Batanga Performance, the new Groovit Digital is not to be confused with Batanga Network. Rafael Urbina, CEO of Batanga Media, tells Portada: “About 16 months ago we began the process of transferring our entire inventory, both on our properties and on the Batanga Network to a new platform that would allow our advertisers to connect programmatically. In doing so, Batanga Network became the Batanga Media Exchange (BMX) and the inventory from AdFunky became Batanga Performance. Therefore the piece being spun-off is not Batanga Network, now known as Batanga Media Exchange.”

Expanded U.S. Hispanic Content offerings

Rafael Urbina, CEO, Batanga Media
Rafael Urbina, CEO, Batanga Media

The reorganization comes at a time when Batanga Media is shifting more resources to its core content brands, Batanga.com, iMujer.com, and BolsadeMulher.com (Brazil). Urbina tells Portada that Batanga is going to expand its content offerings for the U.S. Hispanic market. “On both iMujer.com and Batanga.com, we will be adding to the content offerings. On iMujer we are working on adding local content features in each of the key markets, as well as adding new finance and career content. As for Batanga.com, the content team has been working on launching an array of new categories including, tech, celebrity and general entertainment content. Since its launch in 1999, Batanga.com has strived to deliver Latin music and entertainment content that is above all authentic and rich with Latin culture. As the property’s audience grows and we invest heavily in additional content, authenticity and Latin culture continues to be key.”
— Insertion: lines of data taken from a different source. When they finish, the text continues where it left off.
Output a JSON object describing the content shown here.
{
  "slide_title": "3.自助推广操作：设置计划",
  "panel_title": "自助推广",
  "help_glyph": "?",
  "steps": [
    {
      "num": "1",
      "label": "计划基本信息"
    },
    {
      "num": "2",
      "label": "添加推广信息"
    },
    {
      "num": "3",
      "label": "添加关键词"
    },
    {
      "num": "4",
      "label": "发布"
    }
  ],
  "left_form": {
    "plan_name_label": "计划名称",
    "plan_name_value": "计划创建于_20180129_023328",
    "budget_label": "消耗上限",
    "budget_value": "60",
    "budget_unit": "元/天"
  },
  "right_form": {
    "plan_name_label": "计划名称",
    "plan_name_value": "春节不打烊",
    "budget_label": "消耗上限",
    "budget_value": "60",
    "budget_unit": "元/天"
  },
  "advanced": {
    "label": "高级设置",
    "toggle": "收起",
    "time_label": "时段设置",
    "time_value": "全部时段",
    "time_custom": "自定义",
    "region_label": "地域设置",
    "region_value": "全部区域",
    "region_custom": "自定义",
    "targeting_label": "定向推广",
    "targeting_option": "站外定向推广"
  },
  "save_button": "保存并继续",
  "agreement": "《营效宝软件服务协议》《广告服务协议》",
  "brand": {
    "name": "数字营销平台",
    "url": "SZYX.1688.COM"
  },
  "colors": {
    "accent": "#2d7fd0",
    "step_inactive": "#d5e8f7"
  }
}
In 2015, Batanga Media will launch a new Batanga Entertainment product in Brazil, introduce more content categories across all its properties and expand video, branded content, and more mobile app offerings. According to Urbina, this combination of fast-growing mobile and social properties, growing video product, and a powerful branded content solution positions the company for even larger growth in 2015 and beyond.

Is the Pendulum swinging back to Content?

Batanga initially comprehended a number of digital media properties (and a few print mags targeting the college market that were later folded), then several online ad networks were acquired starting in 2008 and in 2011 major mostly LatAm oriented ad networks AdFunky and I-Network were bought. Is the pendulum now shifting back to more emphasis on owned and operated media and content? Not necessarily, says Batanga CEO Rafael Urbina: “The digital media landscape is continuously evolving. We at Batanga Media pride ourselves in being able to adapt and implement new technologies and business models. Our third-party business continues to be a significant and strategic component of our overall business, even as we focus more resources into content development. We acquired several networks in order to gain a footprint that would allow us to sell both third-party inventory and O&O content. As you recall, shortly after making the Adfunky and iNetwork acquisitions, we also acquired Crovat and Bolsa de Mulher. The difference today, is that more of our third-party inventory is being sold through programmatic channels throughout the region (U.S. and Latin America).”

Asked whether this evolution means that Batanga is not going to sell premium advertising for third parties anymore, Urbina notes that ” No, we are still going to maintain the relationships with key third-party publishers and selling it under the Batanga Media Exchange. We are also looking at these relationships more and more as potential partnerships for distribution of our branded content platform.”